I used to make a bunch of resolutions every year, and even write them down. When I invariably failed to achieve them all, I’d schedule quarterly reminders. Like that helped. And its no fun being confronted with your under-achieving self at such a festive time as New Year’s Eve.
The problem is that resolutions are extra credit, stuff above and beyond what we’re already doing. Nobody makes a resolution to stay at their current weight, for example, which is probably a challenge as it is. And because we’ve got a whole year to complete our resolutions, we tend to aim high. You’re not going to lose a pound or two, you’re going to drop five or ten. On the business front, you’re not going to survive or grow by 5%, you want to grow by 30%. So unfortunately, the whole resolution business is doomed to failure. It’s like betting against the house in Vegas: you may get lucky once in a while, but in the long run you have no chance. The only difference is that you have a lot of fun in Vegas.
And just in case you’re pretty happy with where you are personally, or with your business, there’s a non-stop torrent of self-help books, business blogs, and the like telling you what to do better. All excellent fodder for the Resolution Express.
Another problem with resolutions is that in today’s society, in order to lead a good, fulfilling life, the media gives us such an impossibly long and agonizingly detailed regimen to follow, that practically everyone walks around feeling some angst when they invariably come up short. Next year, we kid ourselves, we’ll pick up the slack.
Take health for example. When I go for my annual physical, my doctor asks me how many servings of fruits and vegetables I get a day. I tell him two, if I’m lucky. He counters that I should have five. I remind him there are only three meals in a day, but the math doesn’t throw him. “You really should have five”, he says with a straight face. “Try to snack on an apple or a bag of carrots.” Uh huh.

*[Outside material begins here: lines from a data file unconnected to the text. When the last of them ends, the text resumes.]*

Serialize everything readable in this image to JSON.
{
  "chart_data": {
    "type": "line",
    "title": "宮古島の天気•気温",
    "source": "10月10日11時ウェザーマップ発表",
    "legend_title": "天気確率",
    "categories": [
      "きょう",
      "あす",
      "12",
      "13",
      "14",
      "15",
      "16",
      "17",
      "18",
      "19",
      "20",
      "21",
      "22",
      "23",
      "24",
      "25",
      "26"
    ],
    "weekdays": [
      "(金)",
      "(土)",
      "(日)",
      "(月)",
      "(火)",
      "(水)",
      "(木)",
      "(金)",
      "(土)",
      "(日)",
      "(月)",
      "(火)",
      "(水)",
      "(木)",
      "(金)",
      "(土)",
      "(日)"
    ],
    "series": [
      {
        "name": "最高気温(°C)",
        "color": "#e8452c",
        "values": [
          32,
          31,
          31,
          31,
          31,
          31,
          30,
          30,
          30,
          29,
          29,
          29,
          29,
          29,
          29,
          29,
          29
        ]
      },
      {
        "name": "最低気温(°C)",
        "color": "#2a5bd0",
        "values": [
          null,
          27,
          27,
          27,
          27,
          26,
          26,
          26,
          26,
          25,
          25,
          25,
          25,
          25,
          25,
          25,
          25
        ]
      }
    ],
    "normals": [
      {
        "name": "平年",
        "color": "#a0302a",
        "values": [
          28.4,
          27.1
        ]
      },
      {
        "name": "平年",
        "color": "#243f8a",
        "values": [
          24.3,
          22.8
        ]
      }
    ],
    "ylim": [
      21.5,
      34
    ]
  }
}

If you want to feel inadequate at event planning, subscribe to Jeff Hurt’s blog, MidCourse Corrections. Every time I look at my laptop it seems there’s a new post by Jeff, listing 10 trends in conference planning I need to know about, or 5 things speakers do wrong at meetings, or 7 reasons attendees are falling asleep at our programs. It’s all good stuff, and Jeff’s one of our industry’s great minds, but let me tell ya, you have no chance of implementing everything he recommends; it’s just too much. You’re lucky if you integrate 10% of his ideas, and the truth is he’d probably say that’s just fine. But of course you look at the 90% you can’t get to and see the flashing neon “Under-Achiever” sign in your mind.
Overwhelming isn’t it? With all these standards that we fall short of, it’s a miracle we actually make it through the year at all. But instead of giving ourselves a pat on the back for those things we did get right, we make a list of all the things we neglected to do and come up with resolutions for next year.
So here’s my suggestion. Get out of the resolutions racket altogether. Simply be happy you made it through another year. If you absolutely have to make a New Year’s resolution, it better be a real life-altering one, though I would argue that if you need to wait until New Year’s to put it on your to do list, you’re not off to a good start.
So, on the personal side, if you’re a heroin addict, getting yourself into detox is a worthy resolution. But if your goal is to cut back on those orders of Buffalo wings, don’t even bother. Just try to appreciate your friends and family as much as possible. And on the business front, just take super-good care of your best clients and employees; in the end you can’t go wrong by doing that.